個人的な感情を押さえ、場の空気を換えようとする。
「そ、そういえばヴァンパイアって太陽の下でも大丈夫なんですか?」
「日焼け止めクリームとかいうもののおかげで太陽を気にしなくて済んでいるわ」
「日焼け止めクリーム!? 日焼け止めクリームってあの? えっ、えっ、なんで? 日焼け止めなんかでいいの?」
キドリが明らかに狼狽している。
ロボットのような見た目の鎧を着た彼女が女の子のような仕草をするギャップに、カノンは笑いそうになっていた。
「試してみたらいけたようなんですよ。目は日焼け止めを塗るわけにもいかないので、サングラスをかけてもらっています」
「スズキさんの考えだったんですか!?」
「ええ、そうですよ。太陽に弱いのなら、日焼け止めを塗ったらどうかと思ったので。それが上手くいったようですね」
「そのクリームはどこで手に入れたんですか?」
「サンクチュアリにある神の家です。タカナシさんも必要なものがありますか?」
カノンがそう尋ねると、キドリはモジモジとする。
その姿から、カノンは彼女が何を欲しているのかを察した。
「生理用品もリストにありましたね」
「あぁっ、ちょっと! なんで言っちゃうんですか! 恥ずかしくないんですか!?」
「私には妹がいると言ったでしょう。何度もコンビニへパシらされる事がありましたからね。慣れました」
「デリカシーを持ってください!」
神になると言いながら、デリカシーを持たないカノンに対して、キドリは声を荒らげる。
「必要なものは欲しいと言葉にしないと伝わりませんよ。もっとも、元の世界に戻れるなら必要ない事だったかもしれませんね」
だが、それをカノンは軽く受け流した。
しかし、完全に受け流せたというわけではなかった。
「そうですね、元の世界に戻れるのなら……。それを先に言ってくれていればよかったんじゃないですか! これってセクハラじゃないんですか!」
――元の世界に戻れる。
その言葉に引っかかったキドリが“セクハラだ”と噛みついてくる。
「セクハラするのでしたら、顔の見える時にやると思いませんか? そんなロボット姿でモジモジされても怖いだけですから」
「そんな姿を見るのが楽しいとか?」
「私を何だと思っているんですか……」
カノンは溜息を吐く。
しかし、いつまでもこんな話をしているつもりはなかった。
「ここは青函トンネルや関門トンネルのようなものですか?」
目の前のトンネルについて、キドリに尋ねる。
彼女は首をかしげた。
「そのどっちも行った事がないのでわかりません。でも二キロくらい歩いたらビルが並ぶ市街地がありますよ。
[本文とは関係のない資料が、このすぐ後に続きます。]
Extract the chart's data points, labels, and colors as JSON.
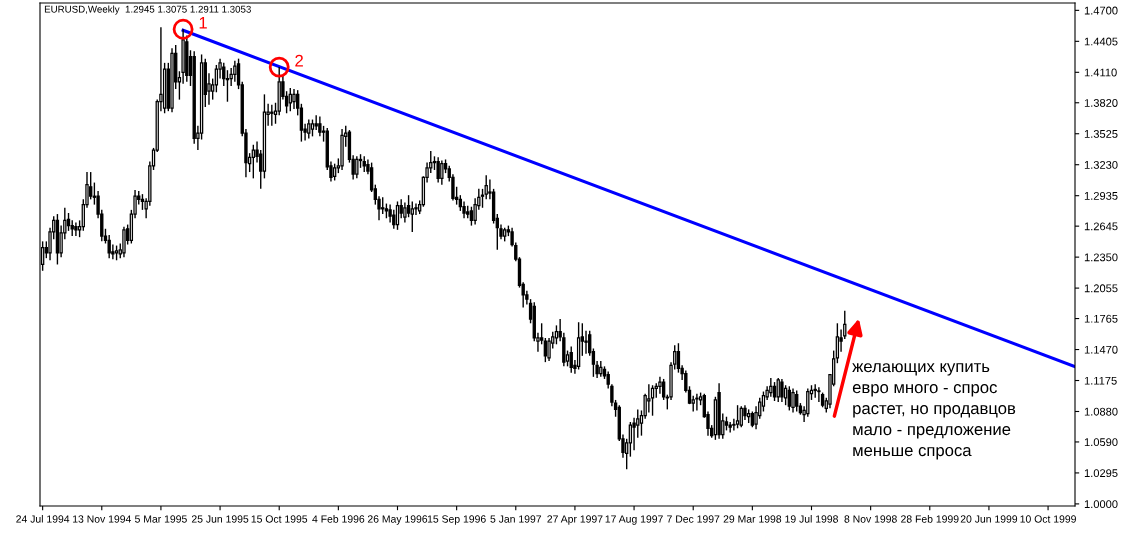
{
  "chart_data": {
    "type": "candlestick",
    "title": "EURUSD,Weekly  1.2945 1.3075 1.2911 1.3053",
    "x": [
      "1994-07-24",
      "1994-07-31",
      "1994-08-07",
      "1994-08-14",
      "1994-08-21",
      "1994-08-28",
      "1994-09-04",
      "1994-09-11",
      "1994-09-18",
      "1994-09-25",
      "1994-10-02",
      "1994-10-09",
      "1994-10-16",
      "1994-10-23",
      "1994-10-30",
      "1994-11-06",
      "1994-11-13",
      "1994-11-20",
      "1994-11-27",
      "1994-12-04",
      "1994-12-11",
      "1994-12-18",
      "1994-12-25",
      "1995-01-01",
      "1995-01-08",
      "1995-01-15",
      "1995-01-22",
      "1995-01-29",
      "1995-02-05",
      "1995-02-12",
      "1995-02-19",
      "1995-02-26",
      "1995-03-05",
      "1995-03-12",
      "1995-03-19",
      "1995-03-26",
      "1995-04-02",
      "1995-04-09",
      "1995-04-16",
      "1995-04-23",
      "1995-04-30",
      "1995-05-07",
      "1995-05-14",
      "1995-05-21",
      "1995-05-28",
      "1995-06-04",
      "1995-06-11",
      "1995-06-18",
      "1995-06-25",
      "1995-07-02",
      "1995-07-09",
      "1995-07-16",
      "1995-07-23",
      "1995-07-30",
      "1995-08-06",
      "1995-08-13",
      "1995-08-20",
      "1995-08-27",
      "1995-09-03",
      "1995-09-10",
      "1995-09-17",
      "1995-09-24",
      "1995-10-01",
      "1995-10-08",
      "1995-10-15",
      "1995-10-22",
      "1995-10-29",
      "1995-11-05",
      "1995-11-12",
      "1995-11-19",
      "1995-11-26",
      "1995-12-03",
      "1995-12-10",
      "1995-12-17",
      "1995-12-24",
      "1995-12-31",
      "1996-01-07",
      "1996-01-14",
      "1996-01-21",
      "1996-01-28",
      "1996-02-04",
      "1996-02-11",
      "1996-02-18",
      "1996-02-25",
      "1996-03-03",
      "1996-03-10",
      "1996-03-17",
      "1996-03-24",
      "1996-03-31",
      "1996-04-07",
      "1996-04-14",
      "1996-04-21",
      "1996-04-28",
      "1996-05-05",
      "1996-05-12",
      "1996-05-19",
      "1996-05-26",
      "1996-06-02",
      "1996-06-09",
      "1996-06-16",
      "1996-06-23",
      "1996-06-30",
      "1996-07-07",
      "1996-07-14",
      "1996-07-21",
      "1996-07-28",
      "1996-08-04",
      "1996-08-11",
      "1996-08-18",
      "1996-08-25",
      "1996-09-01",
      "1996-09-08",
      "1996-09-15",
      "1996-09-22",
      "1996-09-29",
      "1996-10-06",
      "1996-10-13",
      "1996-10-20",
      "1996-10-27",
      "1996-11-03",
      "1996-11-10",
      "1996-11-17",
      "1996-11-24",
      "1996-12-01",
      "1996-12-08",
      "1996-12-15",
      "1996-12-22",
      "1996-12-29",
      "1997-01-05",
      "1997-01-12",
      "1997-01-19",
      "1997-01-26",
      "1997-02-02",
      "1997-02-09",
      "1997-02-16",
      "1997-02-23",
      "1997-03-02",
      "1997-03-09",
      "1997-03-16",
      "1997-03-23",
      "1997-03-30",
      "1997-04-06",
      "1997-04-13",
      "1997-04-20",
      "1997-04-27",
      "1997-05-04",
      "1997-05-11",
      "1997-05-18",
      "1997-05-25",
      "1997-06-01",
      "1997-06-08",
      "1997-06-15",
      "1997-06-22",
      "1997-06-29",
      "1997-07-06",
      "1997-07-13",
      "1997-07-20",
      "1997-07-27",
      "1997-08-03",
      "1997-08-10",
      "1997-08-17",
      "1997-08-24",
      "1997-08-31",
      "1997-09-07",
      "1997-09-14",
      "1997-09-21",
      "1997-09-28",
      "1997-10-05",
      "1997-10-12",
      "1997-10-19",
      "1997-10-26",
      "1997-11-02",
      "1997-11-09",
      "1997-11-16",
      "1997-11-23",
      "1997-11-30",
      "1997-12-07",
      "1997-12-14",
      "1997-12-21",
      "1997-12-28",
      "1998-01-04",
      "1998-01-11",
      "1998-01-18",
      "1998-01-25",
      "1998-02-01",
      "1998-02-08",
      "1998-02-15",
      "1998-02-22",
      "1998-03-01",
      "1998-03-08",
      "1998-03-15",
      "1998-03-22",
      "1998-03-29",
      "1998-04-05",
      "1998-04-12",
      "1998-04-19",
      "1998-04-26",
      "1998-05-03",
      "1998-05-10",
      "1998-05-17",
      "1998-05-24",
      "1998-05-31",
      "1998-06-07",
      "1998-06-14",
      "1998-06-21",
      "1998-06-28",
      "1998-07-05",
      "1998-07-12",
      "1998-07-19",
      "1998-07-26",
      "1998-08-02",
      "1998-08-09",
      "1998-08-16",
      "1998-08-23",
      "1998-08-30",
      "1998-09-06",
      "1998-09-13",
      "1998-09-20"
    ],
    "ohlc": [
      [
        1.228,
        1.25,
        1.222,
        1.244
      ],
      [
        1.244,
        1.25,
        1.234,
        1.239
      ],
      [
        1.239,
        1.263,
        1.232,
        1.259
      ],
      [
        1.259,
        1.274,
        1.252,
        1.27
      ],
      [
        1.27,
        1.276,
        1.228,
        1.239
      ],
      [
        1.239,
        1.265,
        1.235,
        1.258
      ],
      [
        1.258,
        1.282,
        1.252,
        1.27
      ],
      [
        1.271,
        1.277,
        1.26,
        1.265
      ],
      [
        1.265,
        1.27,
        1.255,
        1.262
      ],
      [
        1.264,
        1.268,
        1.255,
        1.261
      ],
      [
        1.261,
        1.27,
        1.254,
        1.264
      ],
      [
        1.264,
        1.29,
        1.26,
        1.285
      ],
      [
        1.285,
        1.316,
        1.282,
        1.304
      ],
      [
        1.302,
        1.316,
        1.29,
        1.293
      ],
      [
        1.293,
        1.306,
        1.285,
        1.292
      ],
      [
        1.293,
        1.298,
        1.272,
        1.276
      ],
      [
        1.276,
        1.28,
        1.25,
        1.255
      ],
      [
        1.255,
        1.262,
        1.248,
        1.251
      ],
      [
        1.251,
        1.256,
        1.234,
        1.239
      ],
      [
        1.24,
        1.247,
        1.233,
        1.238
      ],
      [
        1.239,
        1.246,
        1.232,
        1.241
      ],
      [
        1.238,
        1.248,
        1.234,
        1.242
      ],
      [
        1.239,
        1.264,
        1.235,
        1.261
      ],
      [
        1.262,
        1.266,
        1.247,
        1.251
      ],
      [
        1.251,
        1.28,
        1.248,
        1.276
      ],
      [
        1.276,
        1.299,
        1.272,
        1.293
      ],
      [
        1.293,
        1.298,
        1.285,
        1.29
      ],
      [
        1.29,
        1.295,
        1.28,
        1.288
      ],
      [
        1.281,
        1.291,
        1.272,
        1.288
      ],
      [
        1.288,
        1.326,
        1.284,
        1.322
      ],
      [
        1.322,
        1.339,
        1.318,
        1.337
      ],
      [
        1.337,
        1.385,
        1.335,
        1.383
      ],
      [
        1.383,
        1.454,
        1.374,
        1.39
      ],
      [
        1.377,
        1.42,
        1.372,
        1.414
      ],
      [
        1.414,
        1.42,
        1.374,
        1.377
      ],
      [
        1.377,
        1.434,
        1.373,
        1.429
      ],
      [
        1.429,
        1.437,
        1.395,
        1.402
      ],
      [
        1.402,
        1.412,
        1.385,
        1.406
      ],
      [
        1.411,
        1.452,
        1.4,
        1.442
      ],
      [
        1.44,
        1.446,
        1.402,
        1.408
      ],
      [
        1.426,
        1.432,
        1.398,
        1.408
      ],
      [
        1.426,
        1.431,
        1.343,
        1.348
      ],
      [
        1.348,
        1.36,
        1.337,
        1.353
      ],
      [
        1.353,
        1.428,
        1.347,
        1.42
      ],
      [
        1.42,
        1.424,
        1.378,
        1.39
      ],
      [
        1.393,
        1.41,
        1.38,
        1.4
      ],
      [
        1.393,
        1.405,
        1.385,
        1.399
      ],
      [
        1.399,
        1.418,
        1.392,
        1.414
      ],
      [
        1.414,
        1.424,
        1.405,
        1.42
      ],
      [
        1.416,
        1.42,
        1.398,
        1.405
      ],
      [
        1.405,
        1.413,
        1.383,
        1.404
      ],
      [
        1.405,
        1.415,
        1.398,
        1.409
      ],
      [
        1.409,
        1.422,
        1.402,
        1.417
      ],
      [
        1.419,
        1.424,
        1.395,
        1.399
      ],
      [
        1.399,
        1.402,
        1.35,
        1.353
      ],
      [
        1.353,
        1.357,
        1.311,
        1.325
      ],
      [
        1.324,
        1.334,
        1.316,
        1.33
      ],
      [
        1.33,
        1.342,
        1.31,
        1.337
      ],
      [
        1.337,
        1.345,
        1.325,
        1.331
      ],
      [
        1.333,
        1.337,
        1.3,
        1.317
      ],
      [
        1.317,
        1.39,
        1.31,
        1.373
      ],
      [
        1.371,
        1.381,
        1.36,
        1.373
      ],
      [
        1.373,
        1.38,
        1.36,
        1.372
      ],
      [
        1.371,
        1.382,
        1.362,
        1.374
      ],
      [
        1.374,
        1.416,
        1.37,
        1.402
      ],
      [
        1.402,
        1.408,
        1.385,
        1.388
      ],
      [
        1.388,
        1.393,
        1.372,
        1.379
      ],
      [
        1.382,
        1.396,
        1.374,
        1.39
      ],
      [
        1.383,
        1.395,
        1.376,
        1.39
      ],
      [
        1.39,
        1.394,
        1.37,
        1.377
      ],
      [
        1.377,
        1.381,
        1.345,
        1.356
      ],
      [
        1.357,
        1.362,
        1.346,
        1.354
      ],
      [
        1.353,
        1.366,
        1.348,
        1.362
      ],
      [
        1.357,
        1.366,
        1.35,
        1.362
      ],
      [
        1.362,
        1.37,
        1.356,
        1.36
      ],
      [
        1.362,
        1.369,
        1.35,
        1.354
      ],
      [
        1.355,
        1.36,
        1.345,
        1.354
      ],
      [
        1.355,
        1.358,
        1.318,
        1.321
      ],
      [
        1.322,
        1.326,
        1.307,
        1.311
      ],
      [
        1.312,
        1.324,
        1.308,
        1.32
      ],
      [
        1.32,
        1.329,
        1.315,
        1.322
      ],
      [
        1.322,
        1.357,
        1.318,
        1.351
      ],
      [
        1.35,
        1.36,
        1.34,
        1.353
      ],
      [
        1.354,
        1.356,
        1.325,
        1.328
      ],
      [
        1.328,
        1.332,
        1.309,
        1.314
      ],
      [
        1.314,
        1.331,
        1.31,
        1.328
      ],
      [
        1.328,
        1.333,
        1.32,
        1.327
      ],
      [
        1.326,
        1.331,
        1.316,
        1.322
      ],
      [
        1.323,
        1.328,
        1.314,
        1.317
      ],
      [
        1.32,
        1.325,
        1.297,
        1.299
      ],
      [
        1.3,
        1.304,
        1.285,
        1.29
      ],
      [
        1.29,
        1.293,
        1.27,
        1.281
      ],
      [
        1.281,
        1.292,
        1.276,
        1.282
      ],
      [
        1.281,
        1.286,
        1.272,
        1.279
      ],
      [
        1.28,
        1.285,
        1.268,
        1.274
      ],
      [
        1.275,
        1.28,
        1.262,
        1.266
      ],
      [
        1.266,
        1.288,
        1.261,
        1.284
      ],
      [
        1.284,
        1.29,
        1.272,
        1.277
      ],
      [
        1.273,
        1.287,
        1.268,
        1.282
      ],
      [
        1.284,
        1.294,
        1.273,
        1.277
      ],
      [
        1.276,
        1.288,
        1.259,
        1.281
      ],
      [
        1.281,
        1.286,
        1.275,
        1.282
      ],
      [
        1.279,
        1.289,
        1.276,
        1.285
      ],
      [
        1.285,
        1.312,
        1.283,
        1.311
      ],
      [
        1.311,
        1.325,
        1.306,
        1.32
      ],
      [
        1.32,
        1.336,
        1.315,
        1.325
      ],
      [
        1.325,
        1.331,
        1.318,
        1.326
      ],
      [
        1.326,
        1.33,
        1.306,
        1.31
      ],
      [
        1.31,
        1.327,
        1.304,
        1.324
      ],
      [
        1.324,
        1.328,
        1.315,
        1.319
      ],
      [
        1.319,
        1.322,
        1.307,
        1.311
      ],
      [
        1.311,
        1.314,
        1.289,
        1.291
      ],
      [
        1.292,
        1.302,
        1.285,
        1.29
      ],
      [
        1.29,
        1.294,
        1.279,
        1.283
      ],
      [
        1.283,
        1.288,
        1.272,
        1.277
      ],
      [
        1.278,
        1.284,
        1.272,
        1.276
      ],
      [
        1.279,
        1.283,
        1.265,
        1.27
      ],
      [
        1.27,
        1.291,
        1.266,
        1.285
      ],
      [
        1.284,
        1.3,
        1.28,
        1.292
      ],
      [
        1.293,
        1.3,
        1.282,
        1.294
      ],
      [
        1.295,
        1.313,
        1.29,
        1.303
      ],
      [
        1.297,
        1.309,
        1.29,
        1.296
      ],
      [
        1.297,
        1.3,
        1.267,
        1.27
      ],
      [
        1.272,
        1.276,
        1.242,
        1.263
      ],
      [
        1.262,
        1.266,
        1.252,
        1.255
      ],
      [
        1.255,
        1.263,
        1.25,
        1.261
      ],
      [
        1.261,
        1.265,
        1.255,
        1.259
      ],
      [
        1.259,
        1.263,
        1.245,
        1.247
      ],
      [
        1.246,
        1.249,
        1.231,
        1.233
      ],
      [
        1.233,
        1.235,
        1.206,
        1.208
      ],
      [
        1.209,
        1.211,
        1.187,
        1.199
      ],
      [
        1.199,
        1.203,
        1.19,
        1.195
      ],
      [
        1.191,
        1.195,
        1.172,
        1.176
      ],
      [
        1.188,
        1.192,
        1.155,
        1.158
      ],
      [
        1.155,
        1.163,
        1.145,
        1.158
      ],
      [
        1.158,
        1.172,
        1.152,
        1.156
      ],
      [
        1.155,
        1.158,
        1.135,
        1.141
      ],
      [
        1.139,
        1.158,
        1.136,
        1.155
      ],
      [
        1.153,
        1.164,
        1.148,
        1.159
      ],
      [
        1.158,
        1.17,
        1.152,
        1.164
      ],
      [
        1.164,
        1.176,
        1.155,
        1.159
      ],
      [
        1.158,
        1.163,
        1.131,
        1.135
      ],
      [
        1.136,
        1.146,
        1.131,
        1.142
      ],
      [
        1.144,
        1.15,
        1.125,
        1.13
      ],
      [
        1.132,
        1.137,
        1.124,
        1.129
      ],
      [
        1.131,
        1.173,
        1.128,
        1.158
      ],
      [
        1.159,
        1.172,
        1.141,
        1.155
      ],
      [
        1.155,
        1.165,
        1.143,
        1.154
      ],
      [
        1.161,
        1.165,
        1.141,
        1.144
      ],
      [
        1.145,
        1.148,
        1.121,
        1.133
      ],
      [
        1.132,
        1.136,
        1.12,
        1.124
      ],
      [
        1.124,
        1.136,
        1.121,
        1.13
      ],
      [
        1.128,
        1.131,
        1.119,
        1.122
      ],
      [
        1.123,
        1.126,
        1.11,
        1.114
      ],
      [
        1.112,
        1.114,
        1.093,
        1.097
      ],
      [
        1.096,
        1.099,
        1.083,
        1.09
      ],
      [
        1.092,
        1.094,
        1.06,
        1.062
      ],
      [
        1.062,
        1.066,
        1.044,
        1.049
      ],
      [
        1.048,
        1.062,
        1.033,
        1.058
      ],
      [
        1.058,
        1.078,
        1.045,
        1.075
      ],
      [
        1.077,
        1.082,
        1.051,
        1.073
      ],
      [
        1.075,
        1.09,
        1.063,
        1.081
      ],
      [
        1.077,
        1.089,
        1.065,
        1.084
      ],
      [
        1.084,
        1.105,
        1.081,
        1.103
      ],
      [
        1.098,
        1.114,
        1.087,
        1.1
      ],
      [
        1.101,
        1.113,
        1.084,
        1.11
      ],
      [
        1.11,
        1.115,
        1.101,
        1.112
      ],
      [
        1.112,
        1.121,
        1.105,
        1.116
      ],
      [
        1.116,
        1.119,
        1.099,
        1.102
      ],
      [
        1.101,
        1.104,
        1.09,
        1.101
      ],
      [
        1.102,
        1.135,
        1.099,
        1.132
      ],
      [
        1.133,
        1.151,
        1.128,
        1.145
      ],
      [
        1.145,
        1.153,
        1.125,
        1.129
      ],
      [
        1.129,
        1.132,
        1.118,
        1.124
      ],
      [
        1.124,
        1.127,
        1.106,
        1.108
      ],
      [
        1.108,
        1.112,
        1.095,
        1.096
      ],
      [
        1.096,
        1.103,
        1.088,
        1.099
      ],
      [
        1.1,
        1.105,
        1.089,
        1.1
      ],
      [
        1.099,
        1.106,
        1.094,
        1.102
      ],
      [
        1.103,
        1.105,
        1.082,
        1.083
      ],
      [
        1.085,
        1.088,
        1.065,
        1.072
      ],
      [
        1.072,
        1.075,
        1.063,
        1.065
      ],
      [
        1.066,
        1.102,
        1.061,
        1.099
      ],
      [
        1.106,
        1.115,
        1.062,
        1.066
      ],
      [
        1.066,
        1.086,
        1.062,
        1.079
      ],
      [
        1.078,
        1.083,
        1.07,
        1.075
      ],
      [
        1.075,
        1.078,
        1.068,
        1.073
      ],
      [
        1.075,
        1.081,
        1.07,
        1.075
      ],
      [
        1.076,
        1.094,
        1.072,
        1.079
      ],
      [
        1.075,
        1.093,
        1.073,
        1.091
      ],
      [
        1.091,
        1.094,
        1.08,
        1.084
      ],
      [
        1.083,
        1.09,
        1.077,
        1.086
      ],
      [
        1.086,
        1.088,
        1.073,
        1.075
      ],
      [
        1.076,
        1.093,
        1.071,
        1.087
      ],
      [
        1.084,
        1.101,
        1.081,
        1.097
      ],
      [
        1.093,
        1.107,
        1.088,
        1.103
      ],
      [
        1.102,
        1.112,
        1.099,
        1.108
      ],
      [
        1.106,
        1.12,
        1.102,
        1.112
      ],
      [
        1.112,
        1.116,
        1.098,
        1.102
      ],
      [
        1.102,
        1.12,
        1.097,
        1.118
      ],
      [
        1.116,
        1.119,
        1.097,
        1.102
      ],
      [
        1.101,
        1.113,
        1.094,
        1.11
      ],
      [
        1.108,
        1.112,
        1.089,
        1.093
      ],
      [
        1.092,
        1.11,
        1.087,
        1.106
      ],
      [
        1.104,
        1.108,
        1.088,
        1.093
      ],
      [
        1.093,
        1.096,
        1.085,
        1.087
      ],
      [
        1.085,
        1.093,
        1.078,
        1.089
      ],
      [
        1.086,
        1.11,
        1.083,
        1.107
      ],
      [
        1.105,
        1.113,
        1.099,
        1.108
      ],
      [
        1.109,
        1.114,
        1.101,
        1.108
      ],
      [
        1.107,
        1.111,
        1.097,
        1.107
      ],
      [
        1.104,
        1.106,
        1.092,
        1.094
      ],
      [
        1.091,
        1.101,
        1.087,
        1.098
      ],
      [
        1.095,
        1.123,
        1.091,
        1.123
      ],
      [
        1.114,
        1.146,
        1.112,
        1.138
      ],
      [
        1.139,
        1.172,
        1.134,
        1.159
      ],
      [
        1.158,
        1.166,
        1.145,
        1.155
      ],
      [
        1.16,
        1.184,
        1.157,
        1.171
      ]
    ],
    "series": [
      {
        "type": "line",
        "color": "#0000ff",
        "x": [
          "1995-04-16",
          "1999-11-28"
        ],
        "values": [
          1.451,
          1.131
        ]
      }
    ],
    "xlim": [
      "1994-07-19",
      "1999-11-30"
    ],
    "xticks": [
      {
        "value": "1994-07-24",
        "label": "24 Jul 1994"
      },
      {
        "value": "1994-11-13",
        "label": "13 Nov 1994"
      },
      {
        "value": "1995-03-05",
        "label": "5 Mar 1995"
      },
      {
        "value": "1995-06-25",
        "label": "25 Jun 1995"
      },
      {
        "value": "1995-10-15",
        "label": "15 Oct 1995"
      },
      {
        "value": "1996-02-04",
        "label": "4 Feb 1996"
      },
      {
        "value": "1996-05-26",
        "label": "26 May 1996"
      },
      {
        "value": "1996-09-15",
        "label": "15 Sep 1996"
      },
      {
        "value": "1997-01-05",
        "label": "5 Jan 1997"
      },
      {
        "value": "1997-04-27",
        "label": "27 Apr 1997"
      },
      {
        "value": "1997-08-17",
        "label": "17 Aug 1997"
      },
      {
        "value": "1997-12-07",
        "label": "7 Dec 1997"
      },
      {
        "value": "1998-03-29",
        "label": "29 Mar 1998"
      },
      {
        "value": "1998-07-19",
        "label": "19 Jul 1998"
      },
      {
        "value": "1998-11-08",
        "label": "8 Nov 1998"
      },
      {
        "value": "1999-02-28",
        "label": "28 Feb 1999"
      },
      {
        "value": "1999-06-20",
        "label": "20 Jun 1999"
      },
      {
        "value": "1999-10-10",
        "label": "10 Oct 1999"
      }
    ],
    "ylim": [
      0.998,
      1.477
    ],
    "yticks": [
      {
        "value": 1.0,
        "label": "1.0000"
      },
      {
        "value": 1.0295,
        "label": "1.0295"
      },
      {
        "value": 1.059,
        "label": "1.0590"
      },
      {
        "value": 1.088,
        "label": "1.0880"
      },
      {
        "value": 1.1175,
        "label": "1.1175"
      },
      {
        "value": 1.147,
        "label": "1.1470"
      },
      {
        "value": 1.1765,
        "label": "1.1765"
      },
      {
        "value": 1.2055,
        "label": "1.2055"
      },
      {
        "value": 1.235,
        "label": "1.2350"
      },
      {
        "value": 1.2645,
        "label": "1.2645"
      },
      {
        "value": 1.2935,
        "label": "1.2935"
      },
      {
        "value": 1.323,
        "label": "1.3230"
      },
      {
        "value": 1.3525,
        "label": "1.3525"
      },
      {
        "value": 1.382,
        "label": "1.3820"
      },
      {
        "value": 1.411,
        "label": "1.4110"
      },
      {
        "value": 1.4405,
        "label": "1.4405"
      },
      {
        "value": 1.47,
        "label": "1.4700"
      }
    ],
    "annotations": [
      {
        "text": "1",
        "x": "1995-04-16",
        "y": 1.452
      },
      {
        "text": "2",
        "x": "1995-10-15",
        "y": 1.416
      },
      "желающих купить\nевро много - спрос\nрастет, но продавцов\nмало - предложение\nменьше спроса"
    ],
    "grid": false,
    "legend": false
  }
}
アニメとかで見た地下都市って感じでした。天井は地面のはずなのに、空まで見えるんですよ!」
「それは楽しみですね。ジオフロントって初めてです」
カノンが話を逸らしたら、キドリもそれに乗ってくれた。
カノンがトンネルに向かって歩き始める。
するとキドリも“ガション、ガション”と音を立てながらついて行った。
ダグラスたちも騎士に警戒されながら、彼らのあとを追って歩き始めた。